Bayesian Multivarate Regression with Regularization

In the Bayesian context, regularization is performed by applying appropriate prior distribution to the regression coefficients. Some of the common priors include

• Laplace prior

• Spike-and-slab

• Horseshoe and hierarchical shrinkage

Example 1: Horshoe prior

Traditionally, horse-shoe prior is defined as

$$\theta_j|\lambda_j, \tau \sim N(0, \lambda_j^2\tau^2) \\ \lambda_j\sim C^+(0,1)$$

where $\tau$is the global shrinkage parameter and $\lambda_j$is the local shrinkage parameter.

# Data preparation 
import pytensor.tensor as at
import arviz as az
import pandas as pd

test_scores = pd.read_csv(pm.get_data("test_scores.csv"), index_col=0)
X = test_scores.dropna().astype(float)
y = X.pop("score")
# Standardization 
X -= X.mean()
X /= X.std()
N, D = X.shape
D0 = int(D / 2)

The horseshoe prior for each regression coefficient $\beta_i$is

$$\begin{align*} &\beta_i \sim N(0, \tau^2*\tilde{\lambda}_i^2) \\ &\tau\sim \text{Half-StudentT}_2(\frac{D_0}{D-D_0}*\frac{\sigma}{\sqrt{N}})\\ &\tilde{\lambda}_i^2=\frac{c^2\lambda_i^2}{c^2+\tau^2\lambda_i^2} \\ & \lambda_i \sim \text{Half-StudentT}_5(1) \\ & c^2 \sim \text{InverseGamma(1,1)} \end{align*}$$

• $\sigma$is the prior on the error standard deviation

• $\tau$ follows a Half-StudentT distribution (just one option as a heavy-tailed distribution with non-zero probability

• $D_0$ represents the true number of non-zero coefficients.
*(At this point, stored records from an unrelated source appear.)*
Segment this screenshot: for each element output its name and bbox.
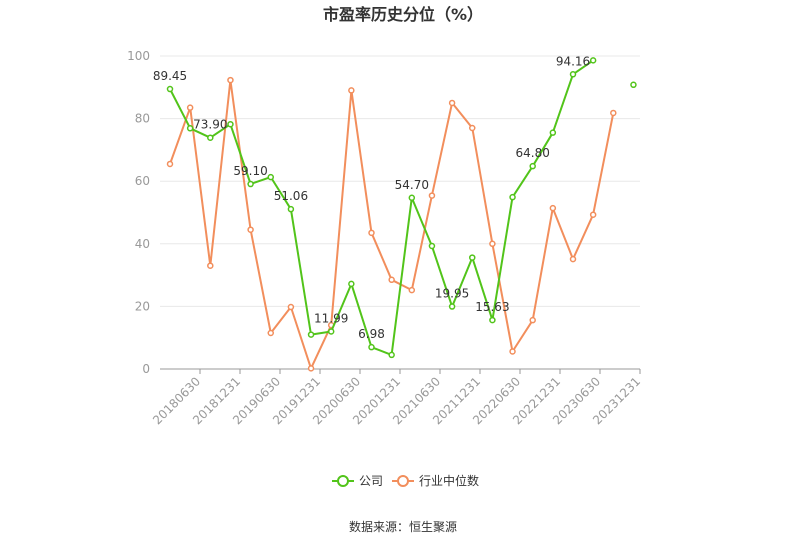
data-point [348,87,355,94]
data-labels: 89.45 73.90 59.10 51.06 11.99 6.98 54.70 19.95 1… [153,54,590,341]
data-point [207,262,214,269]
data-point [610,109,617,117]
series-industry-median [166,76,617,372]
data-point [287,205,295,213]
data-point [549,204,557,212]
data-label: 6.98 [358,327,385,341]
data-point [388,276,395,284]
data-label: 94.16 [556,54,590,68]
data-point [408,194,416,202]
data-label: 59.10 [233,164,267,178]
y-tick-label: 0 [142,362,150,376]
source-note: 数据来源：恒生聚源 [349,519,457,534]
data-point [307,365,315,372]
data-label: 54.70 [395,178,429,192]
data-point [368,343,375,351]
data-point [227,76,234,84]
y-axis: 0 20 40 60 80 100 [127,49,150,376]
y-tick-label: 20 [135,299,150,313]
y-tick-label: 100 [127,49,150,63]
data-point [630,81,637,89]
data-point [529,162,536,170]
data-point [569,71,577,78]
data-point [348,280,355,288]
grid [160,55,640,307]
data-label: 64.80 [516,146,550,160]
data-point [589,211,597,218]
legend-label: 行业中位数 [419,473,479,488]
data-point [186,125,194,132]
legend-label: 公司 [359,474,383,488]
data-point [589,57,597,64]
data-point [549,129,557,136]
x-axis: 2018063020181231201906302019123120200630… [150,368,643,427]
y-tick-label: 40 [135,237,150,251]
data-point [408,286,416,294]
data-point [469,124,476,132]
series-layer [166,57,637,372]
data-point [247,180,254,188]
data-point [227,120,234,128]
data-point [368,229,375,237]
data-point [267,173,274,181]
data-point [448,303,456,310]
data-point [489,316,496,324]
y-tick-label: 60 [135,174,150,188]
data-point [166,160,174,168]
legend[interactable]: 公司 行业中位数 [332,473,479,488]
series-line [169,79,615,370]
data-point [267,329,274,337]
data-point [307,331,315,338]
data-point [247,226,254,233]
data-point [509,193,516,201]
data-point [448,99,456,107]
legend-marker [397,475,409,487]
data-point [569,255,577,263]
y-tick-label: 80 [135,112,150,126]
data-label: 73.90 [193,118,227,132]
data-point [388,351,395,359]
data-label: 89.45 [153,69,187,83]
data-point [489,240,496,248]
data-label: 15.63 [475,300,509,314]
data-point [428,192,436,199]
data-point [509,348,516,355]
data-point [186,104,194,111]
data-point [469,254,476,261]
legend-item-company[interactable]: 公司 [332,474,383,488]
legend-item-industry-median[interactable]: 行业中位数 [392,473,479,488]
data-point [166,85,174,93]
data-point [287,303,295,311]
data-point [529,316,536,324]
data-point [327,328,335,335]
data-label: 51.06 [274,189,308,203]
data-point [428,242,436,250]
data-label: 19.95 [435,287,469,301]
legend-marker [337,475,349,487]
data-point [207,134,214,141]
chart-title: 市盈率历史分位（%） [323,5,483,24]
series-line [169,59,594,356]
data-label: 11.99 [314,311,348,325]
series-company [166,57,637,359]
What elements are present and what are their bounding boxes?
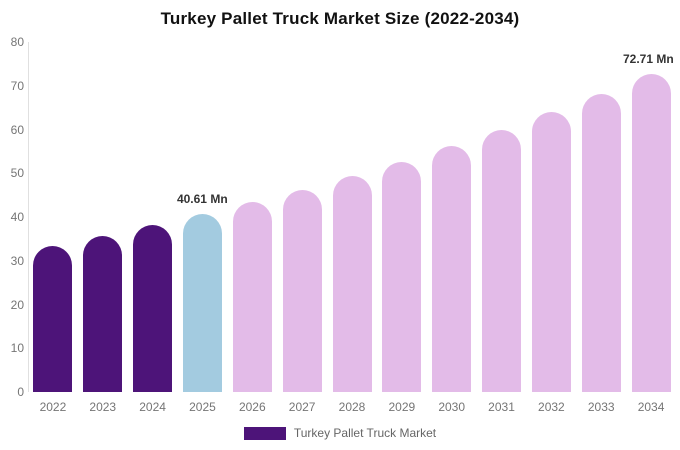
y-axis-label-60: 60 bbox=[10, 122, 24, 137]
x-axis-label-2026: 2026 bbox=[238, 400, 266, 414]
bar-2034[interactable] bbox=[631, 73, 671, 392]
bar-2028[interactable] bbox=[332, 176, 372, 392]
x-axis-label-2033: 2033 bbox=[587, 400, 615, 414]
y-axis-label-30: 30 bbox=[10, 253, 24, 268]
y-axis-label-70: 70 bbox=[10, 78, 24, 93]
y-axis-label-50: 50 bbox=[10, 166, 24, 181]
y-axis-label-20: 20 bbox=[10, 297, 24, 312]
x-axis-label-2034: 2034 bbox=[637, 400, 665, 414]
x-axis-label-2022: 2022 bbox=[39, 400, 67, 414]
x-axis-label-2030: 2030 bbox=[438, 400, 466, 414]
x-axis-label-2024: 2024 bbox=[139, 400, 166, 414]
y-axis-label-0: 0 bbox=[17, 385, 24, 399]
bar-2022[interactable] bbox=[33, 245, 73, 392]
x-axis-label-2032: 2032 bbox=[538, 400, 565, 414]
x-axis-label-2025: 2025 bbox=[189, 400, 216, 414]
y-axis-label-10: 10 bbox=[10, 341, 24, 356]
bar-2032[interactable] bbox=[531, 112, 571, 392]
bar-2027[interactable] bbox=[282, 189, 322, 392]
bar-2030[interactable] bbox=[432, 146, 472, 392]
legend-swatch bbox=[243, 426, 286, 440]
bar-2026[interactable] bbox=[232, 202, 272, 392]
chart-title: Turkey Pallet Truck Market Size (2022-20… bbox=[160, 9, 520, 28]
data-label-2025: 40.61 Mn bbox=[176, 192, 228, 207]
legend-label: Turkey Pallet Truck Market bbox=[293, 426, 437, 440]
x-axis-label-2028: 2028 bbox=[338, 400, 366, 414]
bar-2029[interactable] bbox=[382, 161, 422, 392]
y-axis-line bbox=[28, 42, 29, 392]
x-axis-label-2031: 2031 bbox=[488, 400, 515, 414]
y-axis-label-80: 80 bbox=[10, 35, 24, 49]
x-axis-label-2027: 2027 bbox=[288, 400, 316, 414]
y-axis-label-40: 40 bbox=[10, 210, 24, 224]
legend-item[interactable]: Turkey Pallet Truck Market bbox=[0, 426, 680, 440]
bar-2024[interactable] bbox=[133, 225, 173, 392]
x-axis-label-2023: 2023 bbox=[89, 400, 117, 414]
bar-2025[interactable] bbox=[182, 214, 222, 392]
data-label-2034: 72.71 Mn bbox=[623, 51, 674, 66]
bar-2023[interactable] bbox=[83, 235, 123, 392]
bar-2033[interactable] bbox=[581, 93, 621, 392]
bar-2031[interactable] bbox=[482, 129, 522, 392]
x-axis-label-2029: 2029 bbox=[388, 400, 416, 414]
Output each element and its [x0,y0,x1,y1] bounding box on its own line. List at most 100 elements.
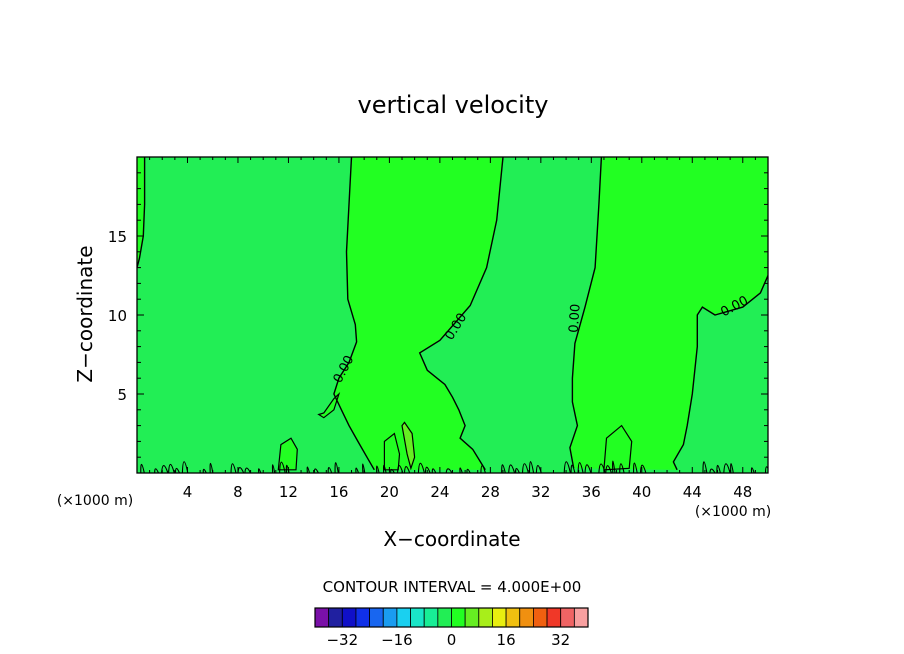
surface-contour [230,463,237,473]
colorbar-swatch [396,607,411,628]
x-tick-label: 4 [183,483,193,501]
surface-contour [716,464,721,473]
y-axis: 5 10 15 [108,172,768,458]
x-tick-label: 40 [632,483,651,501]
positive-cell [603,425,632,470]
x-axis-label: X−coordinate [383,527,520,551]
x-unit-left: (×1000 m) [57,493,133,509]
surface-contour [154,468,159,473]
colorbar-swatch [560,607,575,628]
surface-contour [202,468,207,473]
colorbar-swatch [505,607,521,628]
surface-contour [750,467,755,473]
surface-contour [390,468,395,473]
y-tick-label: 5 [117,386,127,404]
surface-contour [723,463,731,473]
surface-contour [431,468,437,473]
surface-contour [466,468,471,473]
surface-contour [528,461,535,473]
surface-contour [480,465,486,473]
x-tick-label: 24 [430,483,449,501]
surface-contour [577,462,584,473]
colorbar-swatch [355,607,371,628]
contour-lines [137,157,768,471]
colorbar-swatch [410,607,425,628]
x-tick-label: 28 [481,483,500,501]
y-axis-label: Z−coordinate [73,245,97,382]
contour-interval-text: CONTOUR INTERVAL = 4.000E+00 [323,578,582,596]
surface-contour [383,464,387,473]
colorbar-label: −16 [381,631,413,649]
x-tick-label: 8 [233,483,243,501]
surface-contour [633,462,638,473]
colorbar-label: −32 [326,631,358,649]
surface-contour [279,461,286,473]
surface-contour [563,461,571,473]
surface-contour [445,468,453,473]
x-tick-label: 48 [733,483,752,501]
positive-cell [402,422,415,469]
y-tick-label: 15 [108,228,127,246]
colorbar-swatch [464,607,480,628]
x-tick-label: 16 [329,483,348,501]
zero-contour-c4 [569,157,603,469]
x-tick-label: 12 [279,483,298,501]
surface-contour [584,464,592,473]
x-tick-label: 44 [683,483,702,501]
surface-contour [521,463,529,473]
surface-contour [140,463,145,473]
x-unit-right: (×1000 m) [695,504,771,520]
surface-contour [764,466,768,473]
colorbar-swatch [451,607,466,628]
colorbar-swatch [382,607,398,628]
surface-contour [313,468,319,473]
surface-contour [244,467,251,473]
colorbar-swatch [369,607,384,628]
surface-contour [619,463,625,473]
contour-fills [137,157,768,470]
colorbar-swatch [478,607,493,628]
surface-contour [258,468,262,473]
closed-contour-k3 [277,437,298,471]
surface-contour [709,468,716,473]
colorbar-swatch [341,607,357,628]
colorbar-label: 32 [551,631,570,649]
surface-contour [605,465,612,473]
surface-contour [417,462,425,473]
surface-contour [702,461,708,473]
positive-cell [384,433,400,470]
colorbar-swatch [423,607,439,628]
colorbar-swatch [519,607,534,628]
colorbar-swatch [546,607,562,628]
colorbar-label: 0 [447,631,457,649]
zero-contour-c3 [418,157,504,471]
surface-contour [403,466,411,473]
x-tick-label: 20 [380,483,399,501]
zero-contour-c2 [333,157,375,471]
y-tick-label: 10 [108,307,127,325]
colorbar-swatch [314,607,330,628]
surface-contour [168,463,175,473]
surface-contour [501,464,506,473]
surface-contour [334,462,339,473]
colorbar-swatch [573,607,589,628]
colorbar-swatch [328,607,343,628]
positive-cell [278,438,298,470]
colorbar-swatch [492,607,507,628]
contour-label: 0.00 [567,303,584,333]
closed-contour-k4 [603,424,633,471]
chart-title: vertical velocity [358,91,549,119]
surface-contour [355,467,360,473]
colorbar-swatch [437,607,452,628]
positive-cell [318,394,339,418]
surface-contour [306,466,311,473]
colorbar: −32 −16 0 16 32 [314,607,589,649]
x-tick-label: 32 [531,483,550,501]
positive-region [137,157,145,268]
surface-contour [730,463,734,473]
surface-contour [570,464,576,473]
x-tick-label: 36 [582,483,601,501]
positive-region [569,157,768,470]
closed-contour-k1 [317,391,341,419]
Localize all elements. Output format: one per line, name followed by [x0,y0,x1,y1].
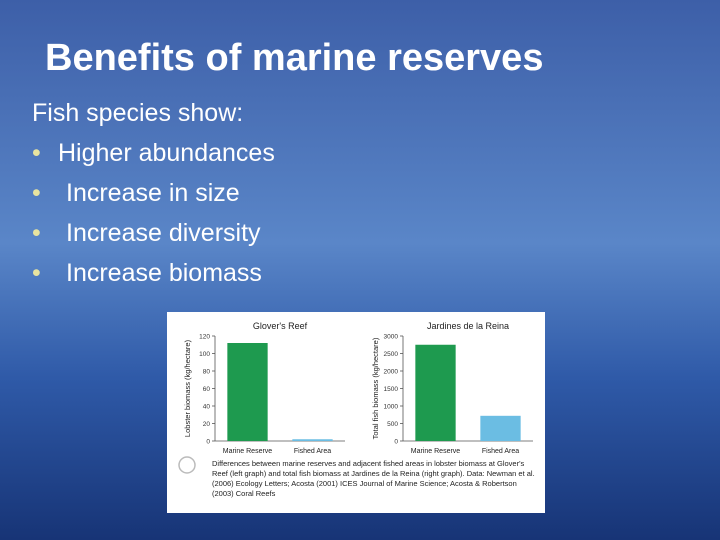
bar [292,439,333,441]
y-tick-label: 80 [203,369,211,376]
bar [415,344,456,441]
bullet: • [32,219,41,247]
bullet: • [32,139,41,167]
y-tick-label: 60 [203,386,211,393]
figure-caption: Differences between marine reserves and … [212,459,535,498]
x-tick-label: Fished Area [482,448,519,455]
intro: Fish species show: [32,99,243,127]
y-tick-label: 0 [394,439,398,446]
y-tick-label: 2000 [384,369,399,376]
bar [227,343,268,441]
list-item: Increase biomass [66,259,262,287]
bar [480,415,521,441]
y-tick-label: 1500 [384,386,399,393]
x-tick-label: Fished Area [294,448,331,455]
y-tick-label: 2500 [384,351,399,358]
y-tick-label: 120 [199,334,210,341]
y-tick-label: 500 [387,421,398,428]
y-tick-label: 100 [199,351,210,358]
list-item: Higher abundances [58,139,275,167]
chart-title: Jardines de la Reina [427,321,509,331]
chart-title: Glover's Reef [253,321,308,331]
x-tick-label: Marine Reserve [411,448,461,455]
list-item: Increase in size [66,179,240,207]
slide-title: Benefits of marine reserves [45,37,543,79]
list-item: Increase diversity [66,219,261,247]
y-axis-label: Lobster biomass (kg/hectare) [183,339,192,437]
logo [178,456,196,474]
y-tick-label: 20 [203,421,211,428]
y-tick-label: 40 [203,404,211,411]
bullet: • [32,179,41,207]
y-tick-label: 3000 [384,334,399,341]
y-tick-label: 1000 [384,404,399,411]
bullets: • • • • [32,139,41,287]
x-tick-label: Marine Reserve [223,448,273,455]
y-axis-label: Total fish biomass (kg/hectare) [371,337,380,439]
y-tick-label: 0 [206,439,210,446]
bullet: • [32,259,41,287]
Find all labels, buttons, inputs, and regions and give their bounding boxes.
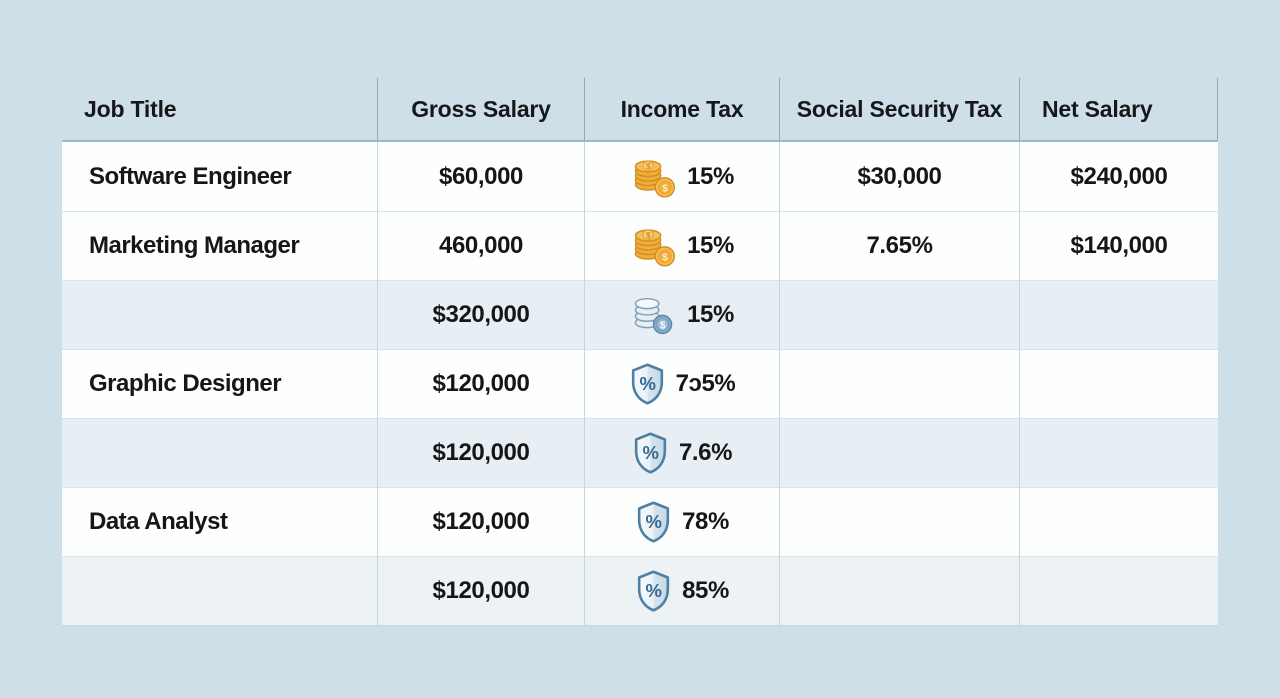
job-title-cell <box>62 418 378 487</box>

We guess it to be half of the overall parameters. This doesn't have to be a super good guess.

• $c^2$ need to be strictly positive, but not necessarily long-tail. hence the inverse gamma prior.

Finally, to make the sampling process more efficient in PyMC, we re-parameterize the coefficient as

$$z_i \sim N(0,1)\\ \beta_i = z_i * \tau * \tilde{\lambda}_i$$

// Some code
with pm.Model(coords={"predictors": X.columns.values}) as test_score_model:
    sigma = pm.HalfNormal("sigma", 25)
    tau = pm.HalfStudentT("tau", 2, D0 / (D - D0) * sigma / np.sqrt(N))
    # Local shrinkage prior
    lam = pm.HalfStudentT("lam", 5, dims="predictors") # function default scale to 1
    c2 = pm.InverseGamma("c2", 1, 1)
    z = pm.Normal("z", 0.0, 1.0, dims="predictors")
    # Shrunken coefficients
    beta = pm.Deterministic(
        "beta", z * tau * lam * at.sqrt(c2 / (c2 + tau**2 * lam**2)), dims="predictors"
    ) # here we can pass dims="predictors" cause we specified the coordinates in pm.Model call
    # No shrinkage on intercept
    beta0 = pm.Normal("beta0", 100, 25.0)

    scores = pm.Normal("scores", beta0 + at.dot(X.values, beta), sigma, observed=y.values)
    
    
pm.model_to_graphviz(test_score_model) # check model graph 

with test_score_model:# check whether sampled prior, specifically the scores, matches to reality 
    prior_samples = pm.sample_prior_predictive(100)

az.plot_dist(
    test_scores["score"].values,
    kind="hist",
    color="C1",
    hist_kwargs=dict(alpha=0.6),
    label="observed",
)
az.plot_dist(
    prior_samples.prior_predictive["scores"],
    kind="hist",
    hist_kwargs=dict(alpha=0.6),
    label="simulated",
)
plt.xticks(rotation=45);

# fitting model 
with test_score_model:
    idata = pm.sample(1000, tune=2000, random_seed=42)

# checking energy plot 
az.plot_energy(idata)

# checking trace plot 
az.plot_trace(idata, var_names=["tau", "sigma", "c2"])

# plot coefficient
az.plot_forest(idata, var_names=["beta"], combined=True, hdi_prob=0.95, r_hat=True)